The chalice is obviously unusual and rare, and the mermaid in the mirror represents a medieval legend. Arthur Mee saw them in the 1930s, and, knowing very little about medieval theology, was unintentionally very funny about the three deadly sins bench ends. Life is too short to quote Barmy Arthur at length, but it is worth a look. Mee also thought that the mermaid was a merman, which may give us an insight into his experience of the female form.
Uncharacteristically, Mortlock misreads his notes and gives us a bench end of a fox preaching to geese. You'll find this representation, not on a bench end, but at the very top of the left-hand door of the south entrance.
All that survives of the screen is the dado, but the paintings are in excellent condition. There is evidence of iconoclasm here, for all the faces are scratched out, but the paintings are otherwise fine, and relatively unrestored. There are sixteen panels. The first on the north side is St Barbara, holding a church that is very oriental in style. It matches, obviously intentionally, the pot of perfumed oil being held by St Mary of Magdala in the sixteenth panel. Also reflecting each other artistically are St Paul in the second panel and, curiously, Lazarus in the fifteenth.
You might guess that the twelve panels in between might represent apostles, but in fact this is not the case. Instead, there are twelve Old Testament patriarchs, of whom David with his harp is the easiest to identify. The full panoply is St Barbara, St Paul, Amos, Hosea, Zachariah, Isaiah, David, Jeremiah, Zephaniah, Joel, Micah, Malachi, Daniel, Ezekiel, Lazarus and St Mary Magdalene.

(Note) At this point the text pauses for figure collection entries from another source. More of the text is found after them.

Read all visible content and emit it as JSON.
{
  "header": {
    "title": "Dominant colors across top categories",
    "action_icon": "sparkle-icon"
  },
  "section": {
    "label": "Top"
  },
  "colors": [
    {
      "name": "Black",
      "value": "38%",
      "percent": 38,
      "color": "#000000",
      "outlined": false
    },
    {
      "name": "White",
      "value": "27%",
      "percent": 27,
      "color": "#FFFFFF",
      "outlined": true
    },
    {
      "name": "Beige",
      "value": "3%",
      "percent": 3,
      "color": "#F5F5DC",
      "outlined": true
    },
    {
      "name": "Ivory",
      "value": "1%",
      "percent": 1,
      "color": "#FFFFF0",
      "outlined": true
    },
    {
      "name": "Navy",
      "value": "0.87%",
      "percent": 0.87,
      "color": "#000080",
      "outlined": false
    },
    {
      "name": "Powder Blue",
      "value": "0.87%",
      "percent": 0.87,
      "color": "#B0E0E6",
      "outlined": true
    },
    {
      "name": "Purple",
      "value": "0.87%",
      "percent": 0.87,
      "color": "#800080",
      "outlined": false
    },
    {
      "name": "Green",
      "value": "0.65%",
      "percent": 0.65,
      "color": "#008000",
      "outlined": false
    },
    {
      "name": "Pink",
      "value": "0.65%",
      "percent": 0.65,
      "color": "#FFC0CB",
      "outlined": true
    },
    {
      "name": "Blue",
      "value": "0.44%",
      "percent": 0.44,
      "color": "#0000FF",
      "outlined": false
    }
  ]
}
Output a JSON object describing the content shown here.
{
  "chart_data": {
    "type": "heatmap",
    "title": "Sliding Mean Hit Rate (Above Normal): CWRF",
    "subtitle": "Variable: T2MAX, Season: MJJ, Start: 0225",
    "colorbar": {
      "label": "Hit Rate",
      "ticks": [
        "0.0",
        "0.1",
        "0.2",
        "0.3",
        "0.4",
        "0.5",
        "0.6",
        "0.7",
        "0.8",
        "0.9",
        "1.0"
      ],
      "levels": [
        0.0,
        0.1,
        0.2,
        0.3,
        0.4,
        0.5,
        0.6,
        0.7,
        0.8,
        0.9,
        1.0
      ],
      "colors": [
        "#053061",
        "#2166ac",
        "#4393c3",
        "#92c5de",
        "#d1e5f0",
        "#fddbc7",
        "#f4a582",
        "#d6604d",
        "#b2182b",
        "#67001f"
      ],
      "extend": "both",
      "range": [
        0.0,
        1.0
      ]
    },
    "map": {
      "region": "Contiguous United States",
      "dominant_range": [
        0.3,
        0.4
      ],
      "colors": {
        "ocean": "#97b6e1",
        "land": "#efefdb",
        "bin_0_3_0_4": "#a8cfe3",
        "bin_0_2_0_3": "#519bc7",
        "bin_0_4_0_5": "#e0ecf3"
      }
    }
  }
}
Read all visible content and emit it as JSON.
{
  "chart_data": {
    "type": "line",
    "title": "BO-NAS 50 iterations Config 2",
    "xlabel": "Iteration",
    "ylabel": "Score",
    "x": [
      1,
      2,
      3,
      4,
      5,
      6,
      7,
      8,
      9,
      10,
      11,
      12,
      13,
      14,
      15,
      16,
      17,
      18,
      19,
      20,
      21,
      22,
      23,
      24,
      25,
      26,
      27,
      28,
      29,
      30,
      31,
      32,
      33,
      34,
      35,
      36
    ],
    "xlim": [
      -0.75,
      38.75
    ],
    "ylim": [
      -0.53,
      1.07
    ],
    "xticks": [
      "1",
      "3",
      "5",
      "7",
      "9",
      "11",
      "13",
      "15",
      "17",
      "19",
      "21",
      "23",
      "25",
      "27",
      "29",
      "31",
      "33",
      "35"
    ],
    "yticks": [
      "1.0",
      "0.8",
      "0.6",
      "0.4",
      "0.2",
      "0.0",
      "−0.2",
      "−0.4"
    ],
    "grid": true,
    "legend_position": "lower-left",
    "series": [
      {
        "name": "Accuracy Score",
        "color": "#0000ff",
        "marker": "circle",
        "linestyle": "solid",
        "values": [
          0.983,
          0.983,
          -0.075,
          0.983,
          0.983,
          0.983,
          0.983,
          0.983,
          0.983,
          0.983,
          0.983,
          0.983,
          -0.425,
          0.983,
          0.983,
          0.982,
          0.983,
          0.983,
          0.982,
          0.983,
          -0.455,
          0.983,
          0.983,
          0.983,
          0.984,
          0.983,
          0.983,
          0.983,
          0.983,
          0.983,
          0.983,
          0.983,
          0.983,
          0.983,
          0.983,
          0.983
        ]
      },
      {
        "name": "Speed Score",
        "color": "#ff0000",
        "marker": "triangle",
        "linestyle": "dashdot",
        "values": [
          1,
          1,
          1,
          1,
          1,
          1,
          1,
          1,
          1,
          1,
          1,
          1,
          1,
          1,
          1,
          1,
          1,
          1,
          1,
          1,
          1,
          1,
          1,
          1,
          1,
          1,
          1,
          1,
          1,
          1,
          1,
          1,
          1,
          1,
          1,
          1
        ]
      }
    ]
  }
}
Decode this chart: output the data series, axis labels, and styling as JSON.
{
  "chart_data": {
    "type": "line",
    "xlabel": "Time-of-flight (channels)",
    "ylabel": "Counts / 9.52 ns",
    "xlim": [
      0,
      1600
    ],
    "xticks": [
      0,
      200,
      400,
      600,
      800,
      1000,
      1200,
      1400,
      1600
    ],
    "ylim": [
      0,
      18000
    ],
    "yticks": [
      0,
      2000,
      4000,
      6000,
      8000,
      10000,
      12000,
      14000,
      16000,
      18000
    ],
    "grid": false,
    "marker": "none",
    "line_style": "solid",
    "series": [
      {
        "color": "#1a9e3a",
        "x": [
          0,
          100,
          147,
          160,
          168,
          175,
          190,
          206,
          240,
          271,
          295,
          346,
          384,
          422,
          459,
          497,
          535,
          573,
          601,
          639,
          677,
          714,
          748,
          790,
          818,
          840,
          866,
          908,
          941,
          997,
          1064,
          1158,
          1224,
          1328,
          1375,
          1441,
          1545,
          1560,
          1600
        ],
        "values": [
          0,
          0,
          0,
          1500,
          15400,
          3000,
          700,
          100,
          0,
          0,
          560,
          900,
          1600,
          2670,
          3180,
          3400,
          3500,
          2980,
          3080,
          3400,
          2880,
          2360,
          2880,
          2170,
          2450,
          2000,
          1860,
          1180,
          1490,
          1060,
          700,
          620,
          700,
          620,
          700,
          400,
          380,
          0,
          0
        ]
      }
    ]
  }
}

Two other medieval survivals delighted me. Both are unusual. One can be found right at the west end; the tower archway has little image niches facing east, one on each side. Further east, a little brass is set just in front of the screen. It bears a poignant inscription with just four words: Jesu Mercy, Ladye Help. There is a another, longer brass inscription nearby.
On the west wall of the nave is one of those improving texts that the Elizabethans liked to decorate our churches with, and more decoration can be found on the font, where details, including instruments of the passion, have been painted on. I assume that this didn't happen very long ago, but it may reflect what was there previously.
So there we are. One down, thirty-four to go. We set off eastwards, in pursuit.